The invention discloses a kind of visibility function Direct Inverse Methods of Atmosphere and humidity profiles to obtain the Atmosphere and humidity profiles physical parameter of inverting including the visibility function of actual observation to be input in trained BP neural network;The training of BP neural network includes:Sample atmospheric physics parameter is obtained using Numerical Weather mode, forward modeling is carried out to sample atmospheric physics parameter using synthetic aperture microwave radiometer model, obtains the corresponding visibility function of sample atmospheric physics parameter;Using sample atmospheric physics parameter and the corresponding visibility function training BP neural network of sample atmospheric physics parameter, trained BP neural network is obtained.The present invention changes the bright temperature of visibility-- atmospheric physics parameter two step methods of inversion that current synthetic aperture microwave radiometer remote sensing atmosphere physical parameter needs, propose visibility-atmospheric physics parameter direct inversion method, simplify flow chart of data processing, inversion error is reduced, to obtain more accurate atmospheric physics parameter.

Description

A kind of visibility function Direct Inverse Method of Atmosphere and humidity profiles
Technical field
The invention belongs to Atmospheric Microwave remote sensing and detection technology fields, more particularly, to a kind of Atmosphere and humidity profiles Visibility function Direct Inverse Method.
Background technique
The atmospheric parameters such as warm and humid profile, water-vapo(u)r density, pressure are the important parameters of climate monitoring and weather forecast field.It removes Except this, these atmospheric parameters are to the fields such as weather modification, flood control commanding and decision-making also important role.

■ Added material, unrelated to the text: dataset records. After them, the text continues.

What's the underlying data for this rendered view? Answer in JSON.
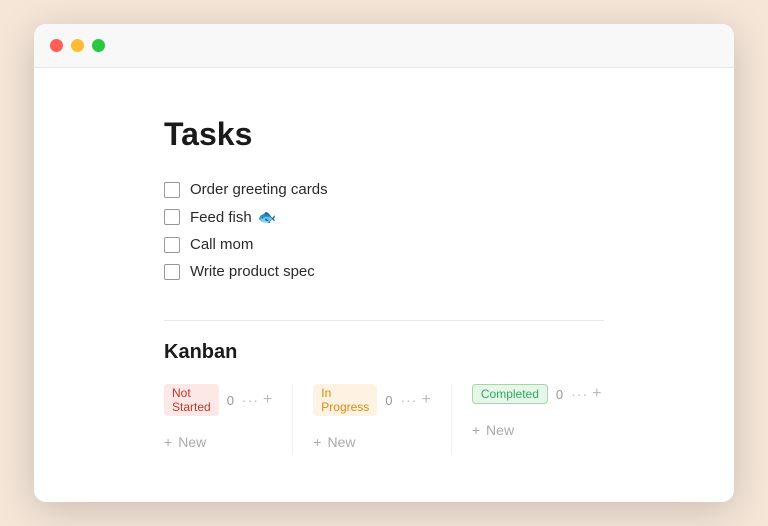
{
  "window": {
    "title": "Tasks"
  },
  "titlebar": {
    "close_label": "",
    "minimize_label": "",
    "maximize_label": ""
  },
  "page": {
    "title": "Tasks"
  },
  "tasks": {
    "section_label": "Tasks",
    "items": [
      {
        "id": "task-1",
        "label": "Order greeting cards",
        "emoji": "",
        "checked": false
      },
      {
        "id": "task-2",
        "label": "Feed fish",
        "emoji": "🐟",
        "checked": false
      },
      {
        "id": "task-3",
        "label": "Call mom",
        "emoji": "",
        "checked": false
      },
      {
        "id": "task-4",
        "label": "Write product spec",
        "emoji": "",
        "checked": false
      }
    ]
  },
  "kanban": {
    "section_label": "Kanban",
    "columns": [
      {
        "id": "not-started",
        "badge_label": "Not Started",
        "badge_class": "badge-not-started",
        "count": "0",
        "new_label": "New"
      },
      {
        "id": "in-progress",
        "badge_label": "In Progress",
        "badge_class": "badge-in-progress",
        "count": "0",
        "new_label": "New"
      },
      {
        "id": "completed",
        "badge_label": "Completed",
        "badge_class": "badge-completed",
        "count": "0",
        "new_label": "New"
      }
    ],
    "dots_label": "···",
    "plus_label": "+"
  }
}
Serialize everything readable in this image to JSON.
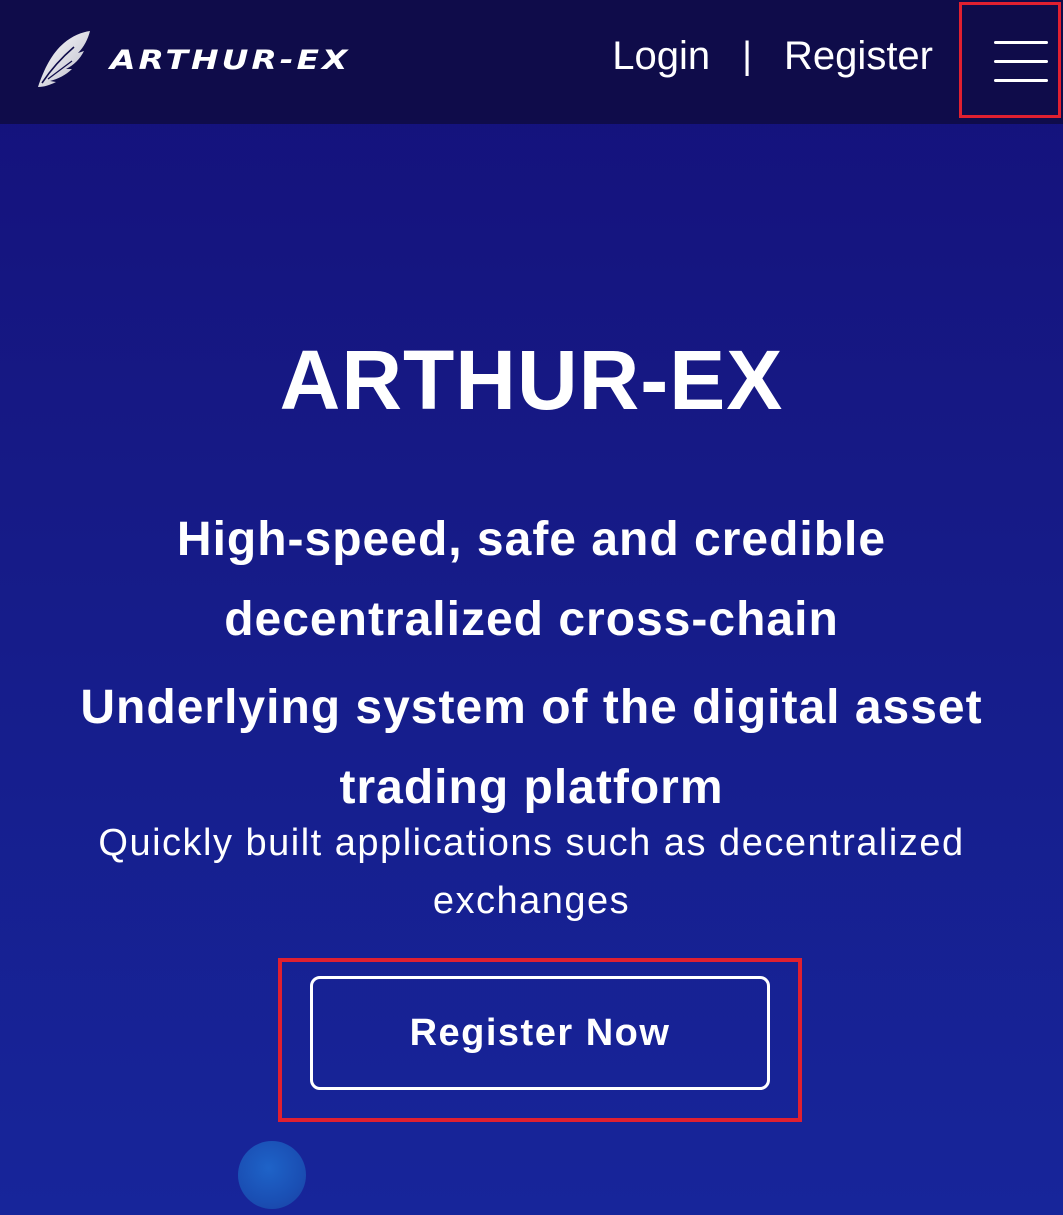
{
  "header": {
    "brand": "ARTHUR-EX",
    "logo_icon": "feather-wing-icon",
    "nav": {
      "login_label": "Login",
      "separator": "|",
      "register_label": "Register"
    },
    "menu_icon": "hamburger-menu-icon"
  },
  "hero": {
    "title": "ARTHUR-EX",
    "subtitle_1": "High-speed, safe and credible decentralized cross-chain",
    "subtitle_2": "Underlying system of the digital asset trading platform",
    "description": "Quickly built applications such as decentralized exchanges",
    "cta_label": "Register Now"
  },
  "colors": {
    "header_bg": "#0f0c4a",
    "hero_bg_top": "#14107a",
    "hero_bg_bottom": "#17259a",
    "highlight_border": "#e02030",
    "text": "#ffffff"
  }
}
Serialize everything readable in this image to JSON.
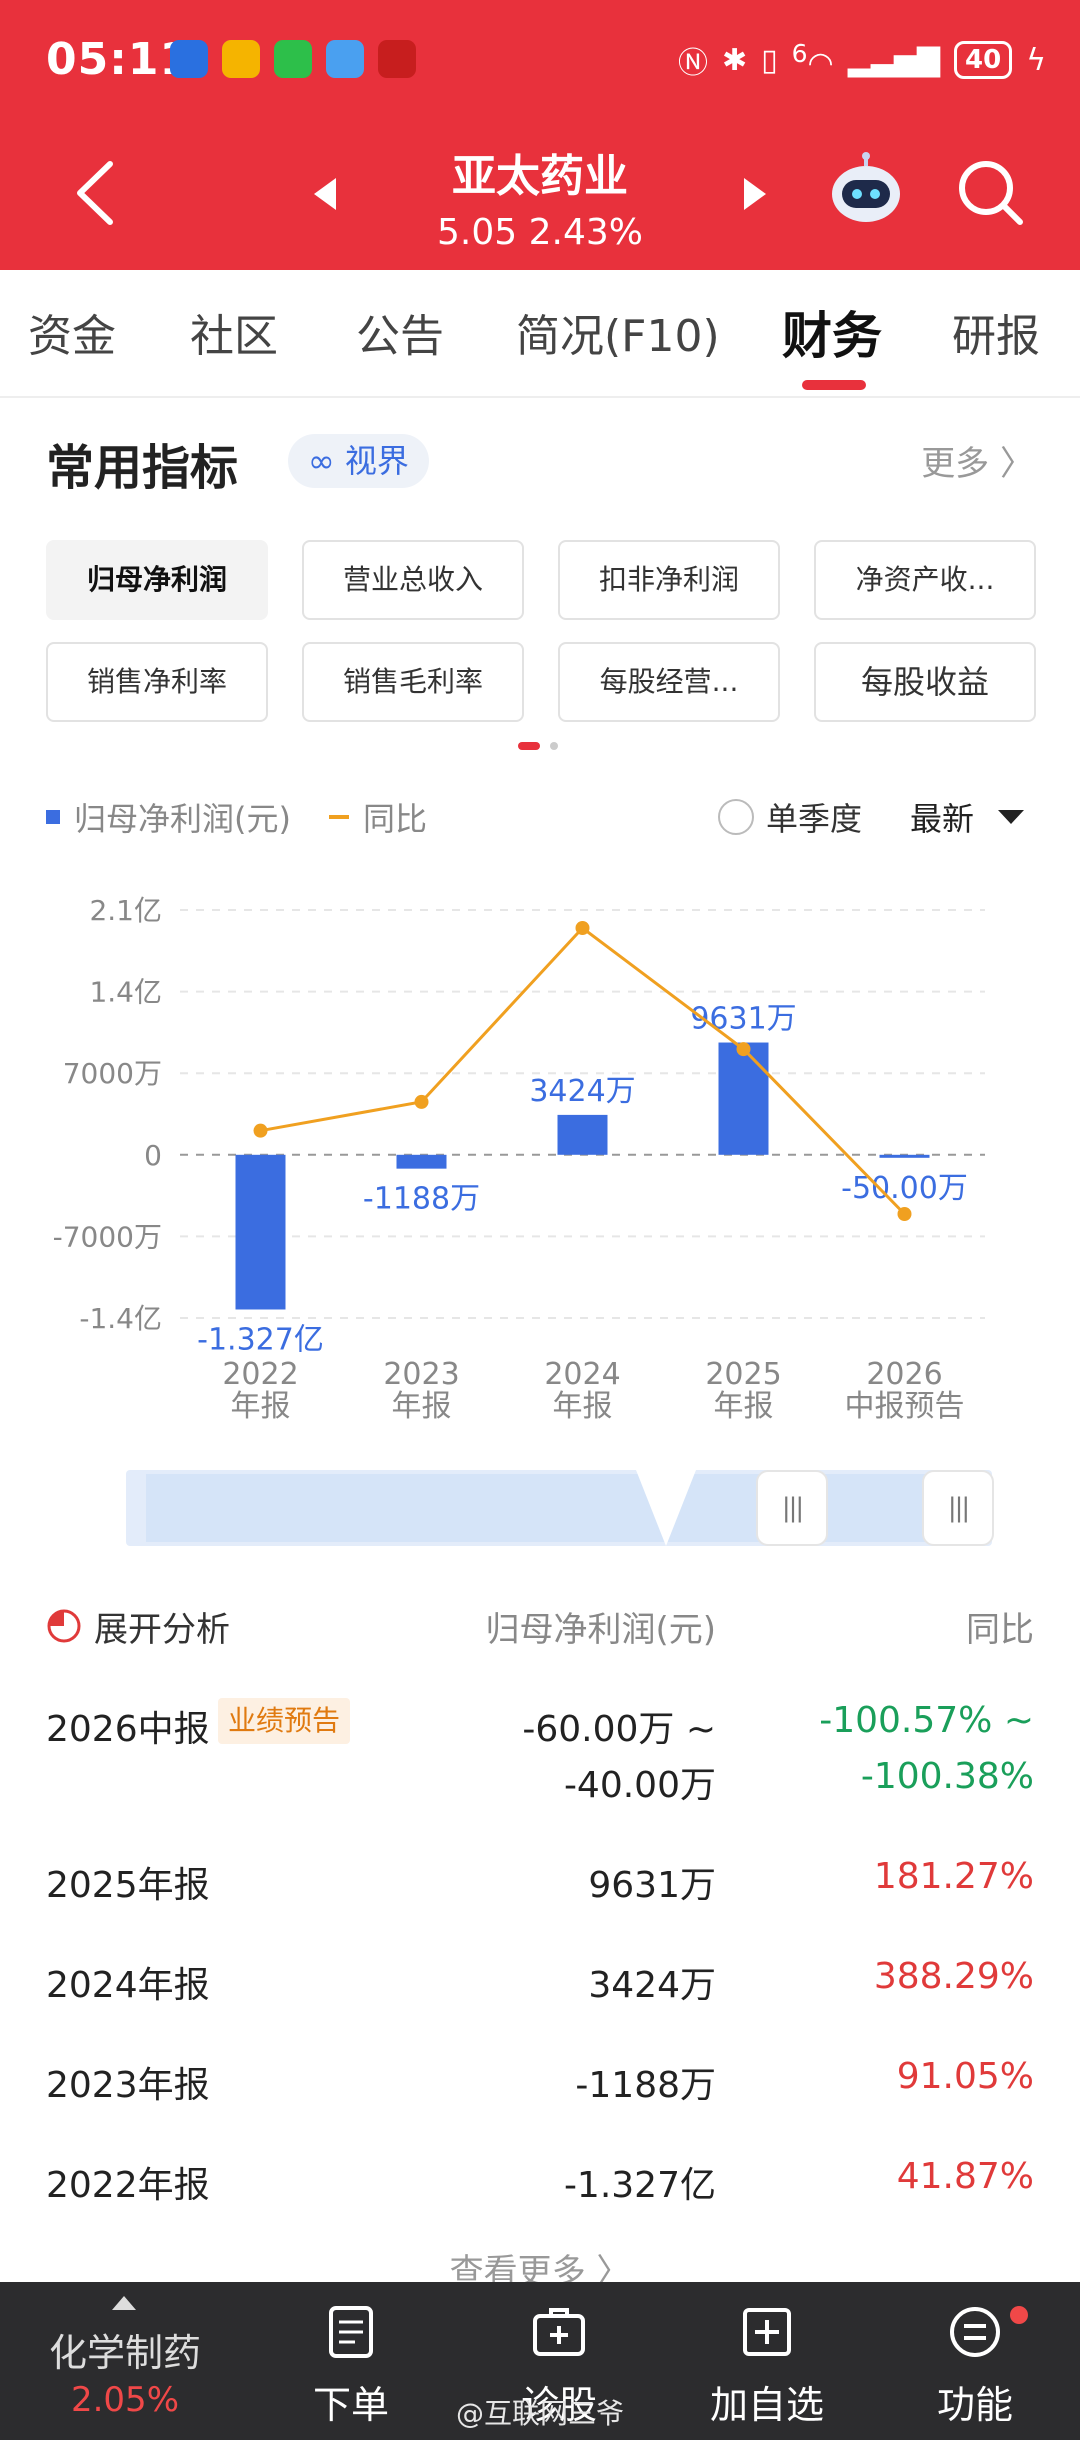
{
  "status_bar": {
    "time": "05:11",
    "network": "6",
    "battery": "40"
  },
  "header": {
    "stock_name": "亚太药业",
    "price_change": "5.05 2.43%"
  },
  "tabs": [
    {
      "label": "资金"
    },
    {
      "label": "社区"
    },
    {
      "label": "公告"
    },
    {
      "label": "简况(F10)"
    },
    {
      "label": "财务",
      "active": true
    },
    {
      "label": "研报"
    }
  ],
  "section": {
    "title": "常用指标",
    "vision_label": "视界",
    "more_label": "更多"
  },
  "chips": [
    {
      "label": "归母净利润",
      "active": true
    },
    {
      "label": "营业总收入"
    },
    {
      "label": "扣非净利润"
    },
    {
      "label": "净资产收..."
    },
    {
      "label": "销售净利率"
    },
    {
      "label": "销售毛利率"
    },
    {
      "label": "每股经营..."
    },
    {
      "label": "每股收益"
    }
  ],
  "legend": {
    "bar_label": "归母净利润(元)",
    "line_label": "同比",
    "quarter_label": "单季度",
    "select_label": "最新"
  },
  "colors": {
    "brand_red": "#e8313c",
    "bar_blue": "#3b6de0",
    "line_orange": "#f0a020",
    "up_red": "#e03a3a",
    "down_green": "#1a9f5a"
  },
  "chart_data": {
    "type": "bar",
    "categories": [
      "2022\n年报",
      "2023\n年报",
      "2024\n年报",
      "2025\n年报",
      "2026\n中报预告"
    ],
    "category_lines": [
      [
        "2022",
        "年报"
      ],
      [
        "2023",
        "年报"
      ],
      [
        "2024",
        "年报"
      ],
      [
        "2025",
        "年报"
      ],
      [
        "2026",
        "中报预告"
      ]
    ],
    "series": [
      {
        "name": "归母净利润(元)",
        "type": "bar",
        "values": [
          -132700000,
          -11880000,
          34240000,
          96310000,
          -500000
        ],
        "data_labels": [
          "-1.327亿",
          "-1188万",
          "3424万",
          "9631万",
          "-50.00万"
        ]
      },
      {
        "name": "同比",
        "type": "line",
        "values": [
          41.87,
          91.05,
          388.29,
          181.27,
          -100.57
        ]
      }
    ],
    "yticks": [
      210000000,
      140000000,
      70000000,
      0,
      -70000000,
      -140000000
    ],
    "ytick_labels": [
      "2.1亿",
      "1.4亿",
      "7000万",
      "0",
      "-7000万",
      "-1.4亿"
    ],
    "ylim": [
      -140000000,
      210000000
    ],
    "y2lim": [
      -100.57,
      388.29
    ],
    "grid": true
  },
  "analysis": {
    "title": "展开分析",
    "col_value": "归母净利润(元)",
    "col_yoy": "同比",
    "badge": "业绩预告",
    "rows": [
      {
        "period": "2026中报",
        "value_line1": "-60.00万 ~",
        "value_line2": "-40.00万",
        "yoy_line1": "-100.57% ~",
        "yoy_line2": "-100.38%"
      },
      {
        "period": "2025年报",
        "value": "9631万",
        "yoy": "181.27%"
      },
      {
        "period": "2024年报",
        "value": "3424万",
        "yoy": "388.29%"
      },
      {
        "period": "2023年报",
        "value": "-1188万",
        "yoy": "91.05%"
      },
      {
        "period": "2022年报",
        "value": "-1.327亿",
        "yoy": "41.87%"
      }
    ],
    "see_more": "查看更多 〉"
  },
  "bottom_bar": {
    "sector_name": "化学制药",
    "sector_change": "2.05%",
    "items": [
      {
        "label": "下单",
        "icon": "order-doc-icon"
      },
      {
        "label": "诊股",
        "icon": "diagnose-icon"
      },
      {
        "label": "加自选",
        "icon": "add-watchlist-icon"
      },
      {
        "label": "功能",
        "icon": "menu-icon"
      }
    ],
    "watermark": "@互联网三爷"
  }
}
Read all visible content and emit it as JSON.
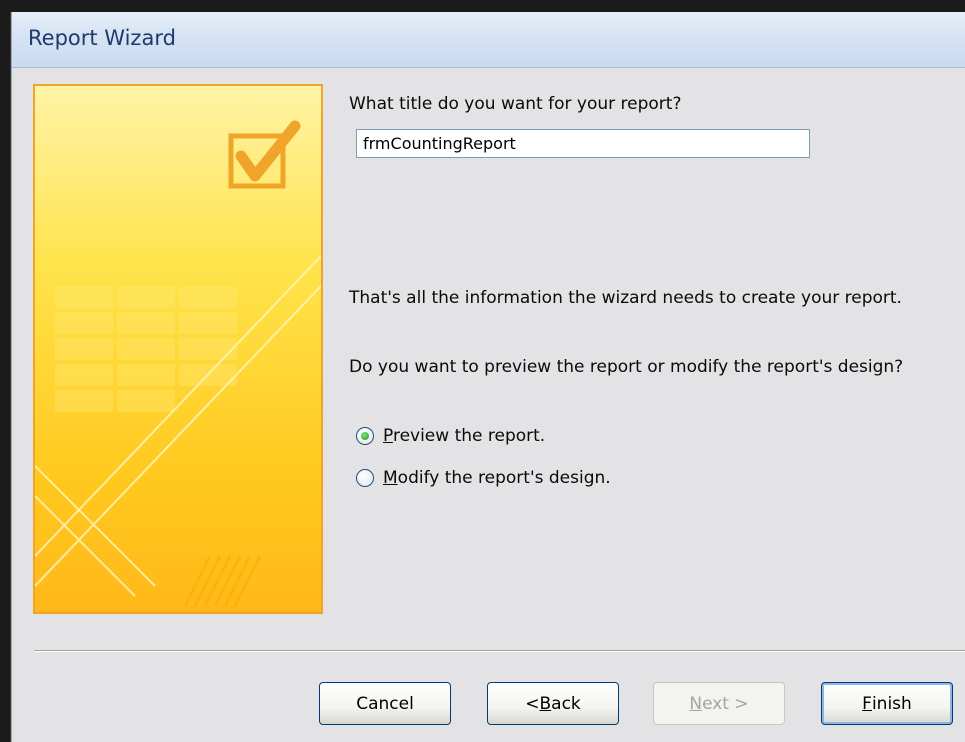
{
  "window": {
    "title": "Report Wizard"
  },
  "content": {
    "title_prompt": "What title do you want for your report?",
    "title_value": "frmCountingReport",
    "info_text": "That's all the information the wizard needs to create your report.",
    "question_text": "Do you want to preview the report or modify the report's design?",
    "options": [
      {
        "prefix": "",
        "accel": "P",
        "rest": "review the report.",
        "checked": true
      },
      {
        "prefix": "",
        "accel": "M",
        "rest": "odify the report's design.",
        "checked": false
      }
    ]
  },
  "buttons": {
    "cancel": {
      "label": "Cancel"
    },
    "back": {
      "prefix": "< ",
      "accel": "B",
      "rest": "ack"
    },
    "next": {
      "accel": "N",
      "rest": "ext >",
      "disabled": true
    },
    "finish": {
      "accel": "F",
      "rest": "inish"
    }
  },
  "colors": {
    "titlebar": "#d6e3f3",
    "title_text": "#1e3a6e",
    "dialog_bg": "#e3e3e6",
    "accent_orange": "#f0a42a",
    "accent_yellow": "#ffd21e"
  }
}
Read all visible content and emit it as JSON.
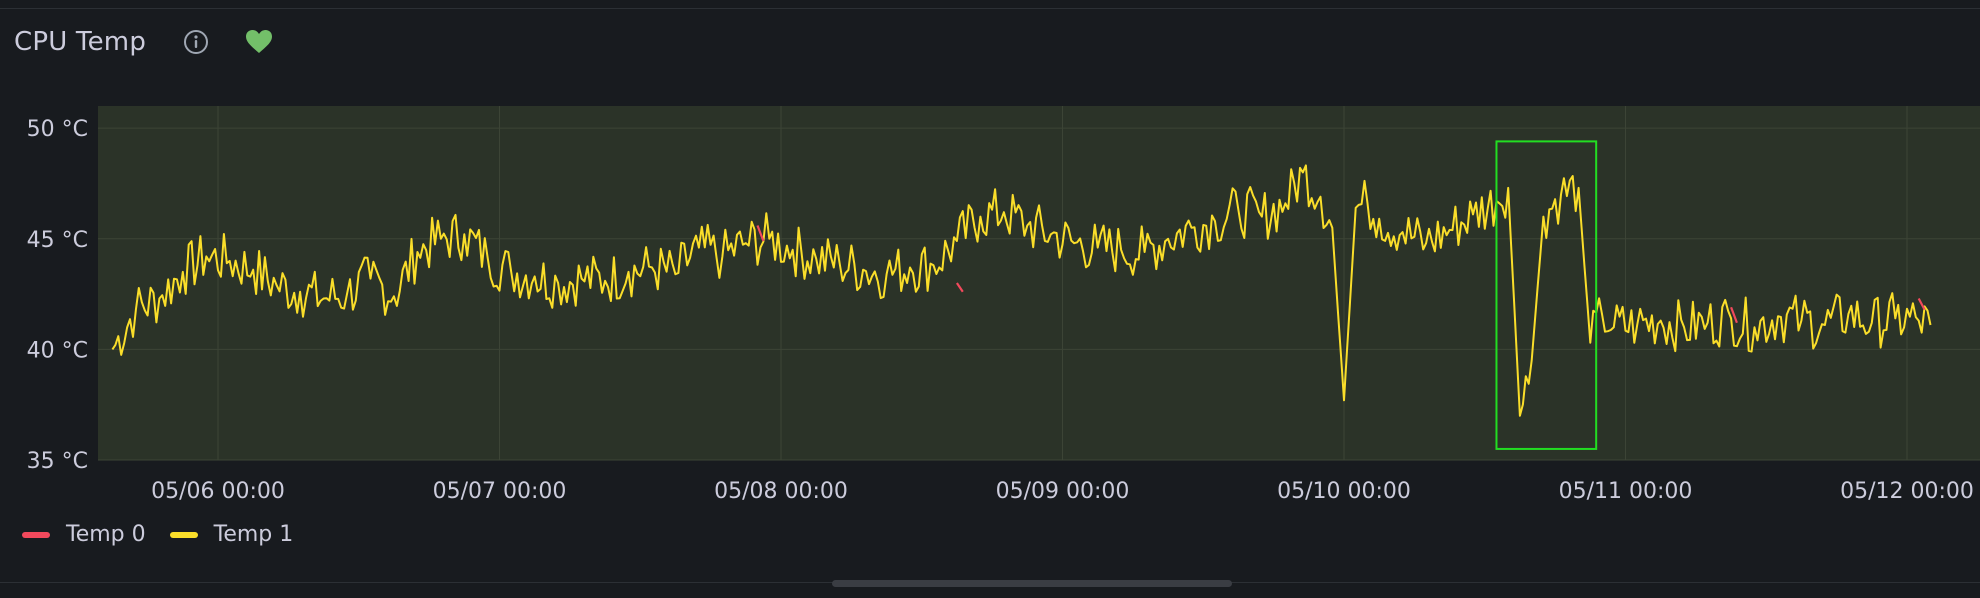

In current climate and weather research, because it is with high financial profit, search coverage is covered for space remote sensing observation Gai Guang, horizontal resolution be high, can continuous observation and the advantages that the intensive observation in the whole world, become the important hand of air-derived information acquisition Section.Cloud, haze and the sand and dust etc. in atmosphere can be penetrated due to microwave, and are not influenced by solar radiation, therefore satellite-borne microwave Radiometer has unique advantage in atmospheric remote sensing.Wherein spaceborne synthetic aperture microwave radiometer is a large amount of sparse using one Small-bore aerial array synthesizes a big observation aperture, greatly reduces the volume and weight of antenna, effectively alleviates big day String holes diameter and high-resolution contradiction.And synthetic aperture microwave radiometer imaging is without scanning, and theoretically imaging time is just etc. In the time of integration, can the considerable degree of contradiction for alleviating sensitivity, resolution ratio and imaging time, meet the application of high speed imaging Demand.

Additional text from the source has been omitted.